# Deep Learning and Differential programming: Exercise session

The dataset used in this exercise is a very tiny version of the counterfactual learning dataset we used in the following paper (This is not the real counterfactual learning dataset, which will be published later!!):

Fabien Baradel, Natalia Neverova, Julien Mille, Greg Mori, Christian Wolf. COPHY: Counterfactual Learning of Physical Dynamics. pre-print arXiv:1909.12000, 2019. [ArXiv]

The dataset has been created by my student Fabien Baradel during his PhD at INSA-Lyon.

## Exercise 1: detect balls in images

We will take as input images of the following kind:   The objective is to detect the spheres of different colors in the image. There are 9 different colored spheres:

```COLORS = ['red', 'green', 'blue', 'yellow', 'lime', 'purple', 'orange', 'cyan', 'magenta']
```

Only 3 spheres will be in each individual image. We provide ground truth data for each image in the form of two matrices:

• A 9x1 matrice (a 9D vector) which binary indicates the presence of the ball of a given color. 3 balls are present in each image.
• A 9x4 matrice with ball positions:
• Rows correspond to the balls of different colors.

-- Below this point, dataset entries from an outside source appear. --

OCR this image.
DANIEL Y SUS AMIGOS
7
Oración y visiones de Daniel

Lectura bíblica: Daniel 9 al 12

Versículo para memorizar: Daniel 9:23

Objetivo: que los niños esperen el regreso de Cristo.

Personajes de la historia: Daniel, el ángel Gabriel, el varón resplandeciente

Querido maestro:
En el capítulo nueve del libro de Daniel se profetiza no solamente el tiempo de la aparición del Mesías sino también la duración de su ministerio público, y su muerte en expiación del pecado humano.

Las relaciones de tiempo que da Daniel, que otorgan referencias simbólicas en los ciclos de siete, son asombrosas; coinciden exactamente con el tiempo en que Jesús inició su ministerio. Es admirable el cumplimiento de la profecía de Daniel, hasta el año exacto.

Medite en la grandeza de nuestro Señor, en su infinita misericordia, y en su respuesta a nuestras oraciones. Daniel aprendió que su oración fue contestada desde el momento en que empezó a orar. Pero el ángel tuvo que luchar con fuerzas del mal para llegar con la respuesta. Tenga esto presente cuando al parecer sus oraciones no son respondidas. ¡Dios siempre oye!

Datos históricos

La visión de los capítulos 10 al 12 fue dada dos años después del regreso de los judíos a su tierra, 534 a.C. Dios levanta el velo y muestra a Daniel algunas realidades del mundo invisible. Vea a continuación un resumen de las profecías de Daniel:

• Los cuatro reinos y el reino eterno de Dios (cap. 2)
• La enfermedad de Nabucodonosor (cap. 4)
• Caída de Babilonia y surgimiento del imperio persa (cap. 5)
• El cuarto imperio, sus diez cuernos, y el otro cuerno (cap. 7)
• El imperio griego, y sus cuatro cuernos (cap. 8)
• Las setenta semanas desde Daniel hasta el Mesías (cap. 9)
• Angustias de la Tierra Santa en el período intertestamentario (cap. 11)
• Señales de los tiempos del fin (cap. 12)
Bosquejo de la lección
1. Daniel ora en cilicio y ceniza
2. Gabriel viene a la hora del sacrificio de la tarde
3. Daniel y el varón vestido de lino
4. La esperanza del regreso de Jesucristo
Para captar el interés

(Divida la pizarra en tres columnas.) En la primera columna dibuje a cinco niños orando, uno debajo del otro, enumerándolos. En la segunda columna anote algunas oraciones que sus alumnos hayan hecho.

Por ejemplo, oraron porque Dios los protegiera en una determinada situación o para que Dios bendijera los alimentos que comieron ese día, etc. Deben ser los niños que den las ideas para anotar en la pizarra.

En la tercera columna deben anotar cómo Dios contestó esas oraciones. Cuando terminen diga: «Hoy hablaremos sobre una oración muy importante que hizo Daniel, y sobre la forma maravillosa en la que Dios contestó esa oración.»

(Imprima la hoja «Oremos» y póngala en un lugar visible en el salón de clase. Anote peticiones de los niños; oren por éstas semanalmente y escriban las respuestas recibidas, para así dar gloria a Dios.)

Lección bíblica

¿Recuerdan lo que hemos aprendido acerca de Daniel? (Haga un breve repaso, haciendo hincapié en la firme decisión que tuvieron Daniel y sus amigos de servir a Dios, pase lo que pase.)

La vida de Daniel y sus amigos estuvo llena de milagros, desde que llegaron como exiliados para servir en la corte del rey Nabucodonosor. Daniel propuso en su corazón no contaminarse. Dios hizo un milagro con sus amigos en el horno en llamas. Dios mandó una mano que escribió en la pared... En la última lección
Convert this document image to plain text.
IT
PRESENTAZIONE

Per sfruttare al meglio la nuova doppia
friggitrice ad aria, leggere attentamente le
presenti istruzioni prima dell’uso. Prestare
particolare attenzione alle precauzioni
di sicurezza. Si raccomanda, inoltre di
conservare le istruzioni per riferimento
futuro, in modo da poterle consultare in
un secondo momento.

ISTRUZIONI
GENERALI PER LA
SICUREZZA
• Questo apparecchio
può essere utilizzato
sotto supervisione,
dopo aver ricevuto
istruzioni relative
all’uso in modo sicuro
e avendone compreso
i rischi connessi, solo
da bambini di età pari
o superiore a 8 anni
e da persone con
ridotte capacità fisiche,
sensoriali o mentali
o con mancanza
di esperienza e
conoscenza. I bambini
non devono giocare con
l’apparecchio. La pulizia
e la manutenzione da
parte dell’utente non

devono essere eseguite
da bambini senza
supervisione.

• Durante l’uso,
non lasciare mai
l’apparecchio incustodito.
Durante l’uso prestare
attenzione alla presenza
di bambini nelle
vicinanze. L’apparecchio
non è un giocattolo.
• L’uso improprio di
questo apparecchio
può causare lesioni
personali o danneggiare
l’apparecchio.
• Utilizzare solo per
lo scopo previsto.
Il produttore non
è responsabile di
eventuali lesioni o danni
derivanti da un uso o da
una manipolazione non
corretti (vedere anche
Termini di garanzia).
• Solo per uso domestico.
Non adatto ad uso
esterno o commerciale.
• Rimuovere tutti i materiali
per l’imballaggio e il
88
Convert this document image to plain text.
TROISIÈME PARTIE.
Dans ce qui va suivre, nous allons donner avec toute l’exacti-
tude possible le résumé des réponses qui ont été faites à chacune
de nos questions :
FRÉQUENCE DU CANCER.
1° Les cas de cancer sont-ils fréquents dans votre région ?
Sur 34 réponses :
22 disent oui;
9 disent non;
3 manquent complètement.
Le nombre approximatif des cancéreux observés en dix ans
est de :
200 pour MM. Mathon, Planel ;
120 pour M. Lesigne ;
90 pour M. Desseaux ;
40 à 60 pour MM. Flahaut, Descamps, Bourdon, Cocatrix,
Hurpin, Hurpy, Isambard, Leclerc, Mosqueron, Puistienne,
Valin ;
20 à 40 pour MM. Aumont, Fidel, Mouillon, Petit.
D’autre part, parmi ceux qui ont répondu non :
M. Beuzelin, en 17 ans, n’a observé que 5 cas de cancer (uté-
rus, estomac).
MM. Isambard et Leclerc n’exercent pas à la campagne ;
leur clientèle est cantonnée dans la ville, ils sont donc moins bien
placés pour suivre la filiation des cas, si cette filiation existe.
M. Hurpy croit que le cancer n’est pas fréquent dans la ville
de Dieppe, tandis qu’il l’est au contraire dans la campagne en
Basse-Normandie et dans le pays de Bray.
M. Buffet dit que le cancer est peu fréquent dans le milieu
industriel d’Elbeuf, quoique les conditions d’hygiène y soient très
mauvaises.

Only 3 balls are in each image, so only 3 rows in this matrix are non-zero.
• Columns correspond to: x1,y1, x2,y2.

Task 1: Write a neural model which detects the presence of each of the 9 possible balls in each image.

Task 2: Augment the neural model such that it also detects the bounding box coordinates of the 3 balls which are present.

The set consists of 21000 images and ground truth matrices [TGZ].
Don't forget to split it into a training and a validation set.

The following python code is also provided:
• A data loader (a subclass of torch.data.Dataset class), which provides for each sample a 3 tuple of (image tenor (3,100,100), presence vector (9), bounding box matrix (9,4)).
• Visualization code, which allows to paint a bounding box on an image.
Zip archive of both files: [ZIP].

## Exercise 2 (Advanced!): future forecasting

Objective: Write a neural model, which takes two sequences of ball bounding box coordinates. Take the initial sequence of coordinates and predict the positions of the last instant.

This is actually an illposed problem, since the data has been created with several different physical properties, namely ball masses, friction coefficients, restitution coefficients. These coefficients are not observable from a single time instant (but they can be partially inferred by the network taking into account time). Therefore, do not expect the error to be close to zero.

The set consists of 7000 sequences, each composed of 20 time steps [TGZ].
Don't forget to split it into a training and a validation set.

Again, as before, only 3 spheres will be in each individual image. We provide ground truth data for each sequence in the follwing format:

• A 9x1 matrice (a 9D vector) which binary indicates the presence of the ball of a given color. 3 balls are present in each image.
• A 20x9x4 matrice with ball positions:
• Dimension 0 is time, from 0 to 19.
• The other two dimensions are like in the first dataset above:
• Dimension 1 corresponds to the balls of different colors. Only 3 balls are in each image, so only 3 rows in this matrix are non-zero.
• Dimension 2 corresponds to: x1,y1, x2,y2.

Zip archive of the data loader for this sequences dataset: [ZIP].